Data Source and Size
A dataset of approximately 1.5 billion tokens was used. The code has been curated to ensure high-quality and relevance to the target programming languages.
Knowledge Cutoff
Like a wise mentor, CodeGen2 (7B) has been trained on a wealth of knowledge, but even the most knowledgeable have their limits.

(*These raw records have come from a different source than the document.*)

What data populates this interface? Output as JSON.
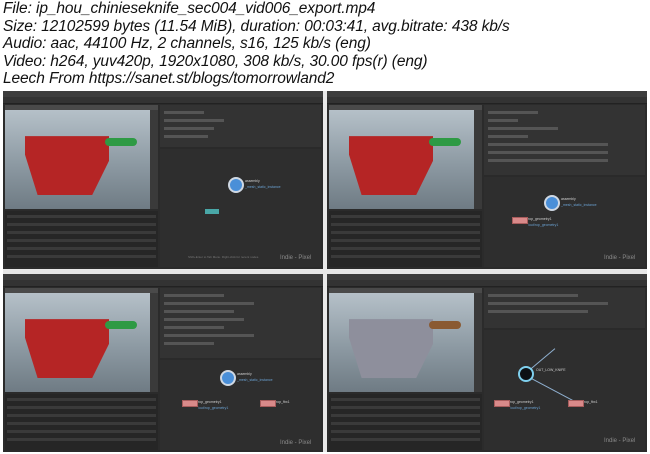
{
  "header": {
    "file_line": "File: ip_hou_chinieseknife_sec004_vid006_export.mp4",
    "size_line": "Size: 12102599 bytes (11.54 MiB), duration: 00:03:41, avg.bitrate: 438 kb/s",
    "audio_line": "Audio: aac, 44100 Hz, 2 channels, s16, 125 kb/s (eng)",
    "video_line": "Video: h264, yuv420p, 1920x1080, 308 kb/s, 30.00 fps(r) (eng)",
    "leech_line": "Leech From https://sanet.st/blogs/tomorrowland2"
  },
  "thumbs": [
    {
      "node_main": "assembly",
      "node_main_sub": "_mesh_static_instance",
      "hint": "Shift+Enter to Tab Menu. Right-click for recent nodes.",
      "watermark": "Indie - Pixel"
    },
    {
      "node_main": "assembly",
      "node_main_sub": "_mesh_static_instance",
      "node_geo": "rop_geometry1",
      "node_geo_sub": "/out/rop_geometry1",
      "watermark": "Indie - Pixel"
    },
    {
      "node_main": "assembly",
      "node_main_sub": "_mesh_static_instance",
      "node_geo": "rop_geometry1",
      "node_geo_sub": "/out/rop_geometry1",
      "node_fbx": "rop_fbx1",
      "watermark": "Indie - Pixel"
    },
    {
      "node_main": "OUT_LOW_KNIFE",
      "node_geo": "rop_geometry1",
      "node_geo_sub": "/out/rop_geometry1",
      "node_fbx": "rop_fbx1",
      "watermark": "Indie - Pixel"
    }
  ],
  "colors": {
    "blade_red": "#b52525",
    "blade_grey": "#8e8f9c",
    "handle_green": "#2e9a44",
    "handle_brown": "#8a5a32",
    "node_blue": "#4a8fd8",
    "node_pink": "#d98a8a"
  }
}
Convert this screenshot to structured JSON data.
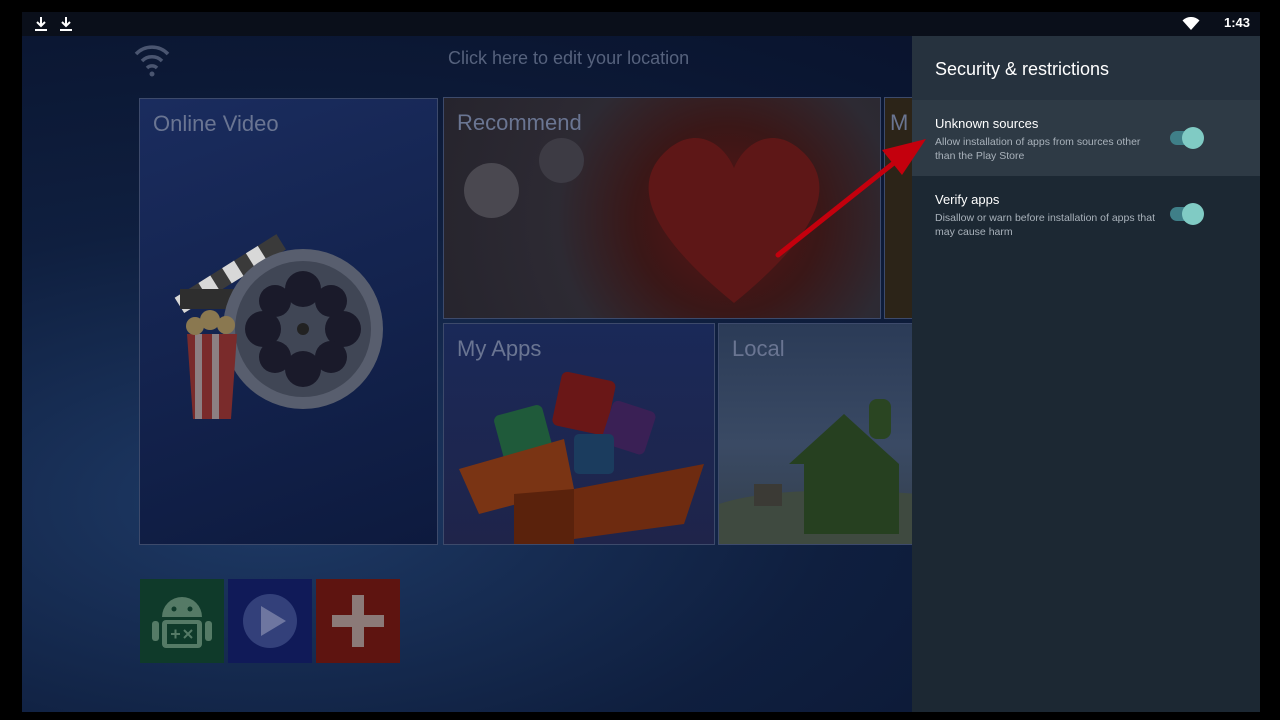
{
  "status_bar": {
    "left_icons": [
      "download-icon",
      "download-icon"
    ],
    "right_icons": [
      "wifi-icon"
    ],
    "time": "1:43"
  },
  "launcher": {
    "location_text": "Click here to edit your location",
    "tiles": {
      "online_video": "Online Video",
      "recommend": "Recommend",
      "more": "M",
      "my_apps": "My Apps",
      "local": "Local"
    },
    "shortcut_icons": [
      "android-calculator-icon",
      "play-icon",
      "plus-icon"
    ]
  },
  "settings_panel": {
    "title": "Security & restrictions",
    "items": [
      {
        "title": "Unknown sources",
        "description": "Allow installation of apps from sources other than the Play Store",
        "enabled": true
      },
      {
        "title": "Verify apps",
        "description": "Disallow or warn before installation of apps that may cause harm",
        "enabled": true
      }
    ]
  },
  "colors": {
    "panel_background": "#1c2833",
    "highlight_row": "#2e3a45",
    "toggle_on": "#80cbc4",
    "annotation_arrow": "#c4000d"
  }
}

The model's knowledge cutoff is based on the timestamp of the training data, that was collected up to June 2022.
Diversity and Bias
From niche programming domains to popular use cases, this model has been exposed to a wide range of coding practices and techniques.
Performance Metrics
On the HumanEval benchmark, this model achieved a score of 30.7, outperforming GPT-3. And on the MBPP (Mostly Basic Programming Problems) benchmark, CodeGen2 (7B) scored 43.1.
Usage
API Usage Example
const { OpenAI } = require('openai');
const api = new OpenAI({
baseURL: 'https://api.aimlapi.com/v1,
apiKey: '<YOUR_API_KEY>',
});
const main = async () => {
const result = await api.chat.completions.create({
model: 'Salesforce/codegen2-7B',
messages: [
{
role: 'system',
content: 'You are SQL code assistant.',
},
{
role: 'user',
content: 'Could you please provide me with an example of a database structure that I could use for a project in MySQL?'
}
],
});
const message = result.choices[0].message.content;
console.log(\`Assistant: \${message}\`);
};
main();
License Type
CodeGen2 (7B) is available under a commercial license. Developers interested in using the model for commercial purposes should contact Salesforce for licensing information and terms of use.